The executive, Board and team at the Desmond Tutu HIV Centre and Health Foundation are deeply saddened by the loss of their patron and supporter, Archbishop Emeritus Desmond Tutu, in Cape Town.
The Archbishop and Mam Leah Tutu became patrons of the Centre and Foundation in August 2004. Since that time, their support has been inspirational to the work of the organization and their values of compassion, excellence, integrity, respect, progress and innovation have been fundamental to the ongoing work of the organisations.
Prof. Linda-Gail Bekker, Director of the HIV Centre and the Executive Officer of the Health Foundation, said “the Arch constantly reminded us that we are all God’s children and have value. He reminded us that every act of kindness helped to wipe the tears from God’s face.
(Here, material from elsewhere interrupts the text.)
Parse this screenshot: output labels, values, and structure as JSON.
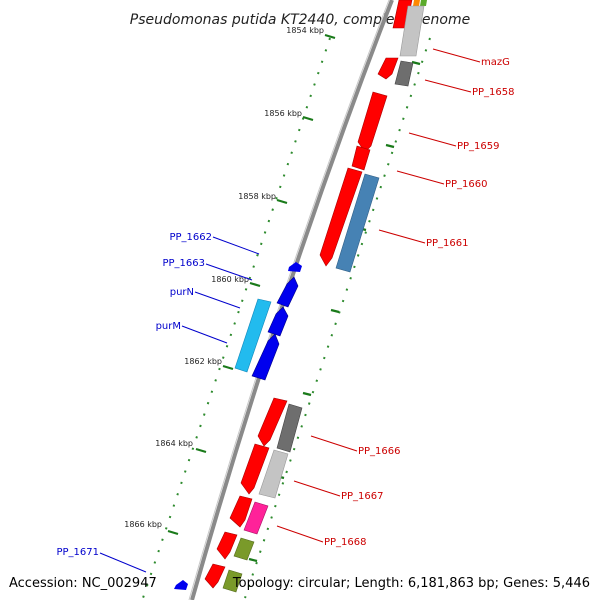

We will greatly miss his indomitable spirit but every day his memory challenges us to better serve those in need”.
The Archbishop’s unyielding stance on the importance of human rights; including the right to healthcare for all people regardless of ideology, sexual preference, race, ethnicity, social status or condition; has been a guiding principle. He remained true to his unshakeable belief in the rainbow nation and encouraged all South Africans to serve and support the marginalized, including those living with HIV and Tuberculosis. In the early part of the rollout of HIV treatment, he was a strong protagonist for equitable access to care, vigorously denounced the AIDS denialism rife at the time and called the stigmatization and exclusion of people living with HIV a “new apartheid”.
Prof Robin Wood said of the Arch: “His interest and support lent his “moral compass” to counter institutional and political obstruction of care for those living with HIV. His personal suffering from tuberculosis fueled his interest in alleviating this scourge in South Africa. It continues to inspire us to work hard to solve these public health challenges. We are greatly honoured to bear his name.”
The Arch, as he was affectionately known to us, always wanted to hear the newest innovation and progress in the field of HIV, TB and related conditions. He celebrated the scientific wins and the losses with great interest and understanding. He always encouraged us in all our endeavours and never failed to acknowledge breakthroughs, achievements or other events through a message, a kind word or flowers. He and Mama Leah attended many of our community activities, participating enthusiastically and was always willing to share his wisdom laced with infectious good humour. He empathized with those living with HIV and TB and showed the deepest compassion for those most in need, attending site clinics, mobiles and other community events, his charisma and love always strongly shining through. His support of the “Tutu Testers” and “Teen Trucks” is greatly valued and people continue to flock to those services because of his legacy.
Ms. Zohra Ebrahim, the Desmond Tutu Health Foundation Board Chair, adds: “His moral leadership was rooted in his deep humanity, and we were privileged to have this tireless campaigner against social injustice be vocal in support of people living with HIV. He advocated that health and wellbeing not be used as a source of social exclusion and are proud to have his legacy live on in the work we do in the DTHF. We acknowledge and send love to Thandi, the Arch’s daughter who is a board member”.
At this sad time, we recognize the deep loss that Mama Leah and the family are feeling. Our hearts go out to them all to find comfort and peace and be blessed by the memories of this wonderful husband, father and grandfather. His strong belief that evil can be overcome through love, passion and undaunting faith in humanity will lead us on to new challenges.
Hamba kahle Arch, your memory is a great blessing to us all. Rest softly.
The Desmond Tutu Health Foundation is a not for profit organization and is affiliated to the Desmond Tutu HIV Centre, Department of Medicine, University of Cape Town, South Africa. The organisations have been in existence since the onset of the HIV epidemic in South Africa and they work to reduce the impact of HIV, TB and related conditions among the people of Cape Town and beyond through research, service and a deep passion for humanity.